# Running the angles



## Lovin Drywall (May 27, 2016)

Hey just curious why when I run my angles I get small air holes in the corner of the angle here and there I flush or glaze with either a 3 inch tin flusher or a 3 inch mechanical and then I use an applicator to apply mud and coat behind with a 3.5 inch they look real nice just the holes here and there suck


----------



## krafty (Jun 30, 2016)

We go back and do the three ways after by hand to tighten them up.

Sent from my LGL16C using Tapatalk


----------



## Lovin Drywall (May 27, 2016)

yeah I do that as well just in the angle itself I see them


----------



## BOBTHEFIXER (Oct 28, 2013)

Lovin Drywall said:


> yeah I do that as well just in the angle itself I see them


maybe the mud isnt thin enough ? or isnt mixed good.. 

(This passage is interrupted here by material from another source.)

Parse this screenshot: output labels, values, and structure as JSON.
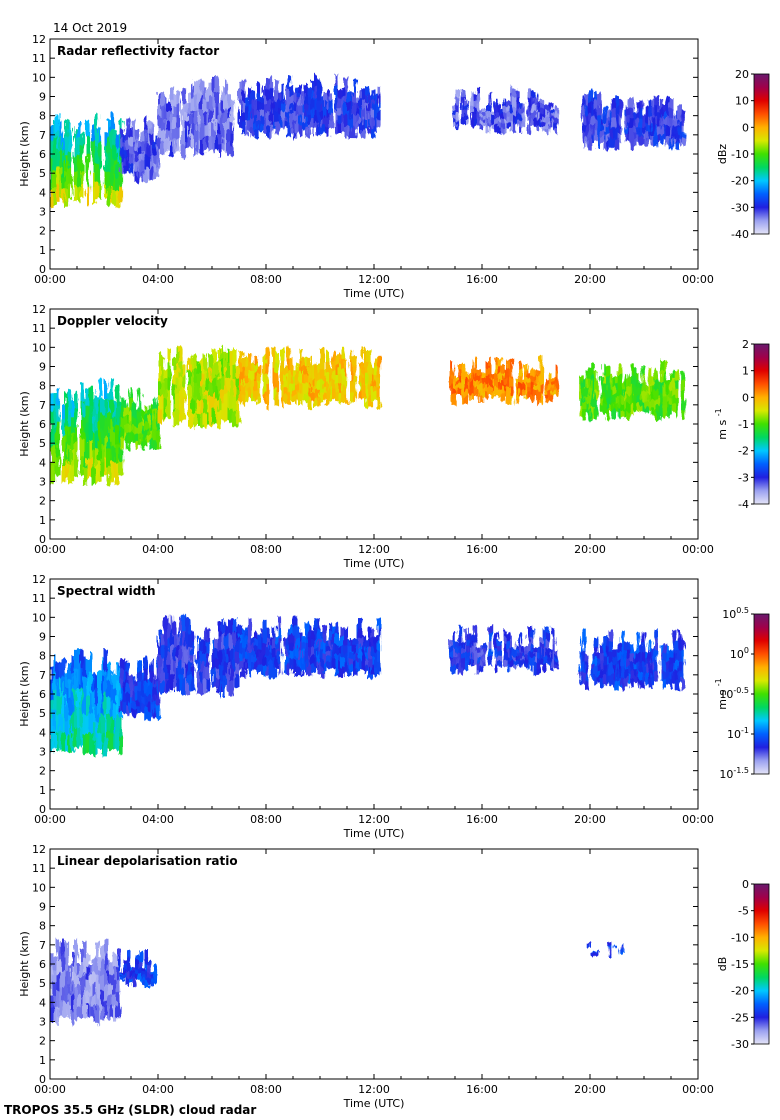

unless those corners were painted before (not new)...


----------



## Lovin Drywall (May 27, 2016)

no its not painted new construction it happens every house for a long time only with the mechanical head though not a tin head not sure


----------



## krafty (Jun 30, 2016)

Oh yeah we get those too flusher does seem to leave less though, usually paint will fill them.

Sent from my LGL16C using Tapatalk


----------



## endo_alley_revisited (Aug 9, 2016)

Are you using light weight mud? I prefer topping compound.


----------



## FinisherDave (Jan 21, 2017)

Are you getting mud gaps where your tools aren't filling the area completely? I can see this happening with a flusher but I've never had it with a corner head/box combo. 

If it is with a corner box, then your mud is probably too heavy or thin. 

Also, try mixing plus 3 and topping 50/50... best finish mud I've ever used.


----------